境遇は違えど、わからないものでもなく、ライは首を横に振って、
「いや、そうじゃない」
あの時の言葉はライの本心だと本人も認めているのにもかかわらず、今更離別したいという理由がルルーシュにはわからなかった。
「じゃあ、何だ。急に別れろとは、理由もなしに別れろと告げられ了承すると思うのか」
「すまない・・・」
本心からそう思っているとライの言葉に重みとなって出ている。
ルルーシュへの熱が冷めた。もしくは、他に好きな人が出来たとの理由はライの性格を思えば見当違いであるけれど、それ以外のこととで思い当たるとするならと、ルルーシュは思い切って口に出してみた。

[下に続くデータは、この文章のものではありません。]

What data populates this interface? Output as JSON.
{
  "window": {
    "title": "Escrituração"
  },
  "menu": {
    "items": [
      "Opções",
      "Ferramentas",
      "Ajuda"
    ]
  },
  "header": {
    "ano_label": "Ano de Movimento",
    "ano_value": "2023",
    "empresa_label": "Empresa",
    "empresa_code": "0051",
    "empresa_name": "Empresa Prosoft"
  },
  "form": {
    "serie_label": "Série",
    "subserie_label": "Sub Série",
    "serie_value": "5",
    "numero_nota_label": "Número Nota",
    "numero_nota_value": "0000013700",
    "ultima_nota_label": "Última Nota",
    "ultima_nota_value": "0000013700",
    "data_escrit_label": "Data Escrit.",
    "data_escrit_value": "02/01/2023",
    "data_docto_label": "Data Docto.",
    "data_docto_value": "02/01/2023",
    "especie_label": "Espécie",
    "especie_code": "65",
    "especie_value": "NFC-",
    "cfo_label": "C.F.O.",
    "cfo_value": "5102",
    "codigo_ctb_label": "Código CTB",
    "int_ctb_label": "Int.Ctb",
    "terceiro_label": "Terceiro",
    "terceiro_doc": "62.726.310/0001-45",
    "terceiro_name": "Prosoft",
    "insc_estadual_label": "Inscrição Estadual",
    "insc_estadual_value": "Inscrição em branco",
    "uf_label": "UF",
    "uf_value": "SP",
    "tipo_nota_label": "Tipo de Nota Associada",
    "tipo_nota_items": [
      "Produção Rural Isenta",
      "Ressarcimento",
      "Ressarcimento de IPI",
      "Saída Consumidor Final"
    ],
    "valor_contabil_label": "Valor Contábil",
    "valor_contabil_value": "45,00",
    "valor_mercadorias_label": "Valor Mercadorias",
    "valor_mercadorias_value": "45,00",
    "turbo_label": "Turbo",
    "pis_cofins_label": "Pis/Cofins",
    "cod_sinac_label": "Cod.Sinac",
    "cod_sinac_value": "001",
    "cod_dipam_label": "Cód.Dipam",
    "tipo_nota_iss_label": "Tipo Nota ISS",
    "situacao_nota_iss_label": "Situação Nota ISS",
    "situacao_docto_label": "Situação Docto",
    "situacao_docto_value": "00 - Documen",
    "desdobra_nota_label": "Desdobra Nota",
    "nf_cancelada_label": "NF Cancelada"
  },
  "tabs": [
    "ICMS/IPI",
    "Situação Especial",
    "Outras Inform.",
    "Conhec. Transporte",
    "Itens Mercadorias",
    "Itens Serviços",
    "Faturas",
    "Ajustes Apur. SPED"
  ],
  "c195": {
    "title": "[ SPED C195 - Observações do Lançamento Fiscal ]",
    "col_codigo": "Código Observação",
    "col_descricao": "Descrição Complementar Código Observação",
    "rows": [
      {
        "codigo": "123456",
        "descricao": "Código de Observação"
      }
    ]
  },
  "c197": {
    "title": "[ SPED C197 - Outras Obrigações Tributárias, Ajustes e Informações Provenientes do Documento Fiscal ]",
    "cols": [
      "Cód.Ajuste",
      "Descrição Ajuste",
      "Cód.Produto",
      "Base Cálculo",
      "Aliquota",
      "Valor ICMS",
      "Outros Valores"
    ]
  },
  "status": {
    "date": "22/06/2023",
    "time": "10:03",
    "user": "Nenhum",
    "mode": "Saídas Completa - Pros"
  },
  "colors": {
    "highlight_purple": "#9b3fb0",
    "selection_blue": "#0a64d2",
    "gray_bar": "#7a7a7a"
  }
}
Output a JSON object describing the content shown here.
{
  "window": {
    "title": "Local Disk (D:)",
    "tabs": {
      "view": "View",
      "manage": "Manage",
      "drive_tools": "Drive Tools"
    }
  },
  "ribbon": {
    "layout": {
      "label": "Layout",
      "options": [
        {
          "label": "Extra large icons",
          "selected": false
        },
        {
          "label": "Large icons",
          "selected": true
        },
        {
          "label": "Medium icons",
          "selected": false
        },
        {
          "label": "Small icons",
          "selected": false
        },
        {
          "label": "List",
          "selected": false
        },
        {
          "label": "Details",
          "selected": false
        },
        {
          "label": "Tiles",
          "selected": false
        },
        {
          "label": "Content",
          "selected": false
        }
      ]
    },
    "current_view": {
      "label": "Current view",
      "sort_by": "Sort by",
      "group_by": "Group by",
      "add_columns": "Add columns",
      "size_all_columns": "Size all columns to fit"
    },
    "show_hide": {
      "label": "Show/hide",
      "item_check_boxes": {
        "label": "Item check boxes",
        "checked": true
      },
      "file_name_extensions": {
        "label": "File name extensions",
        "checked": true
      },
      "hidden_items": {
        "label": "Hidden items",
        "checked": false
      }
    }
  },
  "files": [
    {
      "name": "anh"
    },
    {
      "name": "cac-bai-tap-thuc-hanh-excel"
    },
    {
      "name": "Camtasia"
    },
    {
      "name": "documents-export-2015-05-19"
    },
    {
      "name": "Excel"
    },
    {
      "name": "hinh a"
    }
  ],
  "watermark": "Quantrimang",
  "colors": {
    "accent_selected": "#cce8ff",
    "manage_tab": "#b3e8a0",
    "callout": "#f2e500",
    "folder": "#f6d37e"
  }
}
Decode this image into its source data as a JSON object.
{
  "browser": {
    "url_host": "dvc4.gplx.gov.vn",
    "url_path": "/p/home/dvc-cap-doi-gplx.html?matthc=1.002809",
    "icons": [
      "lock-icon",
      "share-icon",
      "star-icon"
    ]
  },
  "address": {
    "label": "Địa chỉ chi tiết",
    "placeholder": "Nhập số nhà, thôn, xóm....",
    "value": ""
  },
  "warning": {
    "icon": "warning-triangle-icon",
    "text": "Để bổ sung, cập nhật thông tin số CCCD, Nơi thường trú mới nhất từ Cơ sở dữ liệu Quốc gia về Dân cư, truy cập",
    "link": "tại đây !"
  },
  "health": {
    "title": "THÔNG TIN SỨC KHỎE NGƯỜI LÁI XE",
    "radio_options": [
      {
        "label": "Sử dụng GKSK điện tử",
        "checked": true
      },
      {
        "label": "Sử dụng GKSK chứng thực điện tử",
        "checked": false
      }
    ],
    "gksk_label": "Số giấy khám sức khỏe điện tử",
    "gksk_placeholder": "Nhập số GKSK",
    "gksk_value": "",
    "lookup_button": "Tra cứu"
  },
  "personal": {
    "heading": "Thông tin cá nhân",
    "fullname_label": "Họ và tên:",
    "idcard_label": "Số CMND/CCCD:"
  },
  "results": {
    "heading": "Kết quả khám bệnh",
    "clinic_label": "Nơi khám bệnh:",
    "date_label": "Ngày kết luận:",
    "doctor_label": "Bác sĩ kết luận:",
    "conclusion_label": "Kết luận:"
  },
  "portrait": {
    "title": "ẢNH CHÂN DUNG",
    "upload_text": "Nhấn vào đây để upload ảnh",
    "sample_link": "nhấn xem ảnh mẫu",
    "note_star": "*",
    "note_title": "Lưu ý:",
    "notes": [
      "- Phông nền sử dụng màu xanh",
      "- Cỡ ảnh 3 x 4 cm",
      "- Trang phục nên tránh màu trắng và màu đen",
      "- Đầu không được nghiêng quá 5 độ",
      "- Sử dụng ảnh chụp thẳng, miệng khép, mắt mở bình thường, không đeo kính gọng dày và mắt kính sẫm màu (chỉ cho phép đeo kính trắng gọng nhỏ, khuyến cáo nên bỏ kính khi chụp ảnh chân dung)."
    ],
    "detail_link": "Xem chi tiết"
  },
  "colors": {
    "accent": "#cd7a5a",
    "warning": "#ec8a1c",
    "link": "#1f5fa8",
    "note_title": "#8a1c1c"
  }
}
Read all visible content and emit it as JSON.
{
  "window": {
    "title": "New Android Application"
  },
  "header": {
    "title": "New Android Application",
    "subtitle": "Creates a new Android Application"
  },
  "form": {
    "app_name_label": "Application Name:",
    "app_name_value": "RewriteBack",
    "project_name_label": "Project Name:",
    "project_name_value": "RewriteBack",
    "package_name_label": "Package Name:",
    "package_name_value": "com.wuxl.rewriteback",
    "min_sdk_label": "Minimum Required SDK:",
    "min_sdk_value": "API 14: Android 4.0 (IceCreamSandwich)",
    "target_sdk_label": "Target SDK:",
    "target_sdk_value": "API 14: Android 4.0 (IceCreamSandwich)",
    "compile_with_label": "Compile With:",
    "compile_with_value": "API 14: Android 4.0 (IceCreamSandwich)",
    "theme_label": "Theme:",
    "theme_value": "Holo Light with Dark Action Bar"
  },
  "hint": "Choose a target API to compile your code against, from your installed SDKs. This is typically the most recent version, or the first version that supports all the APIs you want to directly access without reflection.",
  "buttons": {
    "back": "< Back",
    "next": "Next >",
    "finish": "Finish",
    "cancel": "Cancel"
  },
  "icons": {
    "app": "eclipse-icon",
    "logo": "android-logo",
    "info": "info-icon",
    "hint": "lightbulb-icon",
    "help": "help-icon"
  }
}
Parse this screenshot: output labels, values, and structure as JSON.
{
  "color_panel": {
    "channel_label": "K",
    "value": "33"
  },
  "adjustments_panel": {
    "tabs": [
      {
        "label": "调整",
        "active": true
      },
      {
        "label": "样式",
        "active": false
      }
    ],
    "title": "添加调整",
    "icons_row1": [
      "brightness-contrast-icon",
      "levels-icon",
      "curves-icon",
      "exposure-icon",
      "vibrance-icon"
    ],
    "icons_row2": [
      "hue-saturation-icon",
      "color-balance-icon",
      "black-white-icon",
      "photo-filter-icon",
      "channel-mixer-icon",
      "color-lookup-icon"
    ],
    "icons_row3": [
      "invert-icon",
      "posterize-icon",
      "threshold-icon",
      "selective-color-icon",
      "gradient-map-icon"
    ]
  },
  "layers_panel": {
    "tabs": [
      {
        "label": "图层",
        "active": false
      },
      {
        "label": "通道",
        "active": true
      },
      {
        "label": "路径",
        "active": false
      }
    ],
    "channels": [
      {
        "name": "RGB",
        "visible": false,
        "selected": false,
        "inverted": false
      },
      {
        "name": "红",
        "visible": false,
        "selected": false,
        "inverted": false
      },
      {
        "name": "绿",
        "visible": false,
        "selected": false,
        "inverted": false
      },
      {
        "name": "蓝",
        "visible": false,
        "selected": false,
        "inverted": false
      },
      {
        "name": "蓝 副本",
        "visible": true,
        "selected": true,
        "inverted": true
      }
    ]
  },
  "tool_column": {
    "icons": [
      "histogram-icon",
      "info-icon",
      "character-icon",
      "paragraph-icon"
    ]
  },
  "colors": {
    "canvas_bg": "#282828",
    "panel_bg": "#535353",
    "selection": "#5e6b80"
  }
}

「嘘ではないというなら、何故あの時に俺の言葉を受け取った。お前に理由があるとするなら、過去の記憶が、戻ったのか」
後半どこか切なさを滲ませるように口に出すルルーシュへと、ライは首を横に振る。
「記憶は以前のままだ。それに、君のことが嫌いでないから、言っているんだ」
憎むでも嫌いでもないのに、別れるとその理由もつけないライは、ルルーシュに顔を向けることはなかった。
「では、納得できる説明をしてもらおうか。ライ、俺の顔を見てから!」
拒絶するように開いた距離と態度に腹の煮えくり返ったルルーシュは、今までかぶっていたフードを下ろしてまでまで激情するよう立ち上がるのだが、ルルーシュの視線がライを驚愕に凝視して口を閉ざす。
ライの伏せた長い睫の下は、曇った銀の瞳が気まずく居たたまれない表情と共に窺い知れ、ルルーシュの黙り込んだ視線とで、二人の間に沈黙が下りた。
「ルルーシュ。今見ているそれが理由だ」
低くそれでいて凛と通った声が薄い唇からこぼれる。
ライは見た目にも光沢のある髪は柔らかで、サラサラとこぼれていくほどに手触りもいいその髪は普段よりも長く、その下に見える柳眉と目尻の切れあがった双眸は夜の月を思わせる銀色で、高い鼻梁とシャープな輪郭、華奢ながらに均整の取れた肢体は、ルルーシュよりも年上と呼べる年齢を感じさせるが、座っているだけだというのに見上げる視線は、威圧的に感じられた。
ルルーシュを見上げるライの表情はひどく真剣で、言葉にも誠意があった。
けれど、何かを秘めたように僅かに揺らぐ視線から、ルルーシュを思う気持ちが伝わってくるもので、しばし互いを見つめ合うだけだった。